Silver production for the full year stood at around 627 tonnes, below the revised guidance of 680 tonnes, which was earlier reduced from 700-710 tonnes in the second quarter of FY26. Silver and lead production fell as the company prioritized zinc production.
“Earnings should not be viewed negatively as silver production missed guidance. As management has explained, this is largely a result of economic trade-offs within the business. Zinc prices have been strong, in the $3,200-$3,400 range, with the company optimizing its production mix based on what provides the best economic return. So production decisions are driven by profitability rather than volume targets,” said Suman Kumar, metals and mining analyst at brokerage firm Philip Capital.
“On costs, the company benefited from lower input expenses, especially softer domestic coal prices, which helped keep overall costs under control,” Kumar said.
Addressing the production strategy, Mishra said the company’s ore is predominantly rich in zinc, which adds more value to maximizing zinc production at current prices of $3,100 to $3,400 per tonne. However, if silver prices fall to $2,800-$3,000 per tonne and silver remains strong around $60 per ounce, the company could pivot to lead and silver, potentially increasing silver production to over 700 tonnes.
Throughout the year, mining metal production was 1.11 million tons and refined metal production was 1.05 million tons. For FY27, the company has guided for mined metal production of 1.15 million tonnes, refined metal production of 1.10 million tonnes and salable silver production of approximately 680 tonnes.
Company will pay brand and strategic fees for FY27 ₹1,300 crore to parent company Vedanta Ltd, under a deal valid until 2030, broadly in line with last year.
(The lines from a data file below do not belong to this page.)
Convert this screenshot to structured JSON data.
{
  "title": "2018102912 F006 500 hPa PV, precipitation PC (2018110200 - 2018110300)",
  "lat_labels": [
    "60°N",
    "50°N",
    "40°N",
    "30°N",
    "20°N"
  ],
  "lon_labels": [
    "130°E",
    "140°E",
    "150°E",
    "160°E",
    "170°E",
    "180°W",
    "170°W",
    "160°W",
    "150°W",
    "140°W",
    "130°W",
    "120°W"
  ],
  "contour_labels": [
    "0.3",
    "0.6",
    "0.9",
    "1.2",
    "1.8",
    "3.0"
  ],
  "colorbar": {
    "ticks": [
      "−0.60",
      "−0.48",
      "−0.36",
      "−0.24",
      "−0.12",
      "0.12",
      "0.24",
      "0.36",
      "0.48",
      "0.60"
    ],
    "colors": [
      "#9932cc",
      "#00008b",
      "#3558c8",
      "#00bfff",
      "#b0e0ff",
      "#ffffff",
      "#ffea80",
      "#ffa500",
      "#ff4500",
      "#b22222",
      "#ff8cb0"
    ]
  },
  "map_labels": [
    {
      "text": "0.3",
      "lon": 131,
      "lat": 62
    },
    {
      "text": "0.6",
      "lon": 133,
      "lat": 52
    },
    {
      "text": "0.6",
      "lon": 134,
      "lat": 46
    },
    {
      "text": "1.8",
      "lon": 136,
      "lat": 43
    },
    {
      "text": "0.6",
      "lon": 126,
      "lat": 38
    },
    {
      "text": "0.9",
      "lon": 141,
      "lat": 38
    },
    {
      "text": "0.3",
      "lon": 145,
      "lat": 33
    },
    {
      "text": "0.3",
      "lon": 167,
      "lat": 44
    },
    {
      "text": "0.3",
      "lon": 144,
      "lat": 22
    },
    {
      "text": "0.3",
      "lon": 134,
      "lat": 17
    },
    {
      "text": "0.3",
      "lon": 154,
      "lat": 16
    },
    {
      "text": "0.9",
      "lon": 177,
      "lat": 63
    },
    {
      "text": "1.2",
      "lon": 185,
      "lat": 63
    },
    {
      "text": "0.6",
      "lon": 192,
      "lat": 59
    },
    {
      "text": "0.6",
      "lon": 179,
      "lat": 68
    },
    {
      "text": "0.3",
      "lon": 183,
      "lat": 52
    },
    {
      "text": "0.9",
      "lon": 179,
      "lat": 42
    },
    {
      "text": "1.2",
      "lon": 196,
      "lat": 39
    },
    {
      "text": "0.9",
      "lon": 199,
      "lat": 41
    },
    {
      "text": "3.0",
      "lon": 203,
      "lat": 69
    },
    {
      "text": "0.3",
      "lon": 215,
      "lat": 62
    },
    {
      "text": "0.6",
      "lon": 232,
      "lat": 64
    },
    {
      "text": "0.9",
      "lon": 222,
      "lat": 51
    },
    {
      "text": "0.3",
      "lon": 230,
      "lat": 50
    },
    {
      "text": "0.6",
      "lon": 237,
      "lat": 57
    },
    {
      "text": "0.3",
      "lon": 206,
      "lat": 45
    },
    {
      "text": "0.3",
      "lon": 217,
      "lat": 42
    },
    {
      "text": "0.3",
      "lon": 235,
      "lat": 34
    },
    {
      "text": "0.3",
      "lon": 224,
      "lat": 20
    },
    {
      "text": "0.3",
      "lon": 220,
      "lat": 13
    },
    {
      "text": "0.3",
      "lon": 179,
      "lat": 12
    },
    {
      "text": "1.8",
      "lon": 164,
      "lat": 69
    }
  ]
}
Looking ahead to FY27, the outlook remains positive despite short-term fluctuations in silver prices. Philip Capital analyst Kumar said the fall in silver prices may have some impact, but the overall metals cycle remains fundamentally strong and the company maintains its structural cost advantage.
“The key factors to watch will be the performance of the fertilizer plant, trends in silver prices and input cost pressures, especially as imported raw materials become more expensive due to geopolitical disruptions,” he said.
The company’s plan to commission a 510,000 tonnes per annum fertilizer plant at Chanderiya was delayed by 12-18 months and is now expected to become operational in the first quarter of FY27. The plant will help improve margins by using sulfuric acid produced as a by-product.
Hindustan Zinc shares closed 0.46% lower on the National Stock Exchange on Friday, compared to a 1.14% decline in the Nifty 50.